What is it called if an inhibitor binds to an enzyme irreversibly?
An inactivator.
What does a non-competitive inhibitor do?
Non-competitive inhibitors do not resemble the shape of the substrate and do not enter the active site. They disrupt the tertiary structure of the enzyme preventing the formation of enzyme-substrate complexes.
How does a non-competitive inhibitor inhibit an enzyme?
It binds to the enzyme at a different location than the active site which is called the allosteric site. It disrupts the tertiary structure by causing the active site to distort so that it is no longer complementary to the substrate. This can be reversible or irreversible.
How can you reduce the effect of a competitive, reversible inhibitor?

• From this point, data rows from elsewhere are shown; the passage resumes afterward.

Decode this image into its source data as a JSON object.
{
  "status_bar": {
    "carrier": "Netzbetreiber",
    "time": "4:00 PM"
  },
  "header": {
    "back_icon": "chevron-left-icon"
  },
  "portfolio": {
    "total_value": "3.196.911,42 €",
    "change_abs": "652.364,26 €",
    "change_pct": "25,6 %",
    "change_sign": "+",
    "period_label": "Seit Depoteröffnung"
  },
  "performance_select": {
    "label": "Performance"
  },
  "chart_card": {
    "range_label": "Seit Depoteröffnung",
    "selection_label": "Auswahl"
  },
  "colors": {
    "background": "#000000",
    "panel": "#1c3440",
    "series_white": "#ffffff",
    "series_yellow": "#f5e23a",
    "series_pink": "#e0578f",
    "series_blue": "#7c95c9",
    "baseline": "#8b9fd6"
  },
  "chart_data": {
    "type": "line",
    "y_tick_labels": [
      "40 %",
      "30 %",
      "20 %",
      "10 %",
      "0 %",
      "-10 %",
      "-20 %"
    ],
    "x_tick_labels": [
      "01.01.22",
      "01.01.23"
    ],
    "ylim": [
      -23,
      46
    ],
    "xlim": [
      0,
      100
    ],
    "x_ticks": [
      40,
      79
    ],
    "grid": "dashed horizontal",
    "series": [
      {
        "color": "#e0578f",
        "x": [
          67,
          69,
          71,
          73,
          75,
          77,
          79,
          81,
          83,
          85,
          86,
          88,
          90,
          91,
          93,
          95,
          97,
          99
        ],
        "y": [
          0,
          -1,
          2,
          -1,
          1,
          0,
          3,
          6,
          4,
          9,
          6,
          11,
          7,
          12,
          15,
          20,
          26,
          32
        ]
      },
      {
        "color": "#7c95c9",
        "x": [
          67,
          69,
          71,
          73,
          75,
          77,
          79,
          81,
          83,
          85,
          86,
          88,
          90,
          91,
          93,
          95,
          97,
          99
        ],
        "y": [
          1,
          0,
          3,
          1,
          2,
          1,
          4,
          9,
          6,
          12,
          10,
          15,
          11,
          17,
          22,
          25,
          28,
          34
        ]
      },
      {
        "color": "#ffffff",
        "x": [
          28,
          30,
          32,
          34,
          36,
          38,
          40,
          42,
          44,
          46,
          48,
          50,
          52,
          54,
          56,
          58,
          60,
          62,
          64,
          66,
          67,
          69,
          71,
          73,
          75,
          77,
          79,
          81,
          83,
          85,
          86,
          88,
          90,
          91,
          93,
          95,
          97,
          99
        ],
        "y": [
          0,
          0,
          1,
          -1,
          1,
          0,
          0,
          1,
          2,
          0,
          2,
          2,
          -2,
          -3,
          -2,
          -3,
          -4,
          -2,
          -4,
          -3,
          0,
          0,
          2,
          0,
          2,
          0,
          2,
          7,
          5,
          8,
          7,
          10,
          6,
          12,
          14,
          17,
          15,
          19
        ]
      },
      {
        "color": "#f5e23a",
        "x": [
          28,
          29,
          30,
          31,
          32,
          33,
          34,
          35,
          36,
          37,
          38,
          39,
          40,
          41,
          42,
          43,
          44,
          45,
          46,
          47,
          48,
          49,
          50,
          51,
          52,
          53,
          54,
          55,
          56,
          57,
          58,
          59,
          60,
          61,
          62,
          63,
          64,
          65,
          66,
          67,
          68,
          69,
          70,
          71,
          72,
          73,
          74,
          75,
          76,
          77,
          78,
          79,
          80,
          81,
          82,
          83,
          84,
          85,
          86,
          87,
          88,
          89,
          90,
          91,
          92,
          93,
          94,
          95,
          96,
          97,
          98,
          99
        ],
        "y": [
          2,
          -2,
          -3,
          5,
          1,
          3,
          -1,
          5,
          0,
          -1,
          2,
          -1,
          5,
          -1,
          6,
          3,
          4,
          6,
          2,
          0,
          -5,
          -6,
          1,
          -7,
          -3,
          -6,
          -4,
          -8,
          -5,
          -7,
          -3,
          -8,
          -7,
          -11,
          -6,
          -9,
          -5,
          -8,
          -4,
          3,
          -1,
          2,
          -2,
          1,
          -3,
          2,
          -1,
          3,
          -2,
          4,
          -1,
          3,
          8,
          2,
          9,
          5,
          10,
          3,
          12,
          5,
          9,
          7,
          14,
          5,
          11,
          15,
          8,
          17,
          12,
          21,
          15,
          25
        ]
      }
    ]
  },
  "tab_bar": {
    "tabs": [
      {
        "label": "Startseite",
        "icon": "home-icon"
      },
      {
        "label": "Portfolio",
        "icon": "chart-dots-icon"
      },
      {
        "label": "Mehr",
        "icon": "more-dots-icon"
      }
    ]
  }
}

You can increase the concentration of substrate so that it is more likely that a substrate molecule collides with the enzyme rather than an inhibitor.
Would increasing the concentration of substrate reduce the effect of a non-competitive reversible inhibitor?
Increasing the substrate concentration would not have a large effect, the maximum rate of reaction would still be reduced.
How can inhibitors be useful in metabolic pathways?
Many metabolic processes have sequences of enzyme-catalysed reactions with the product of one reaction becoming the substrate of the next. The product of the last reaction normally binds to the first enzyme in the reaction which temporarily inhibits the enzyme and prevents accumulation of too much end product.
What happens in a metabolic pathway when the product is in demand again?
When the end product is in demand again the molecule with detach from the first enzyme allowing the pathway to run again. This is an example of negative feedback.
Give two examples of competitive inhibitors?
- Penicillin- this is an irreversible competitive inhibitor which inhibits enzymes involved in the production of bacterial cell walls.
- Arabinose- this is a reversible competitive inhibitor. It competes with glucose for the active site of the glucose oxidase enzyme.
Give two examples of non-competitive inhibitors?
- Digitalis is a non-competitive inhibitor which can be extracted from the foxglove plant. It binds to the enzyme ATPase and increases contractions of the cardiac muscle.
- Cyanide is an irreversible inhibitor of the enzyme cytochrome oxidase which is involved in respiration. It prevents the cells from producing ATP and causes them to die.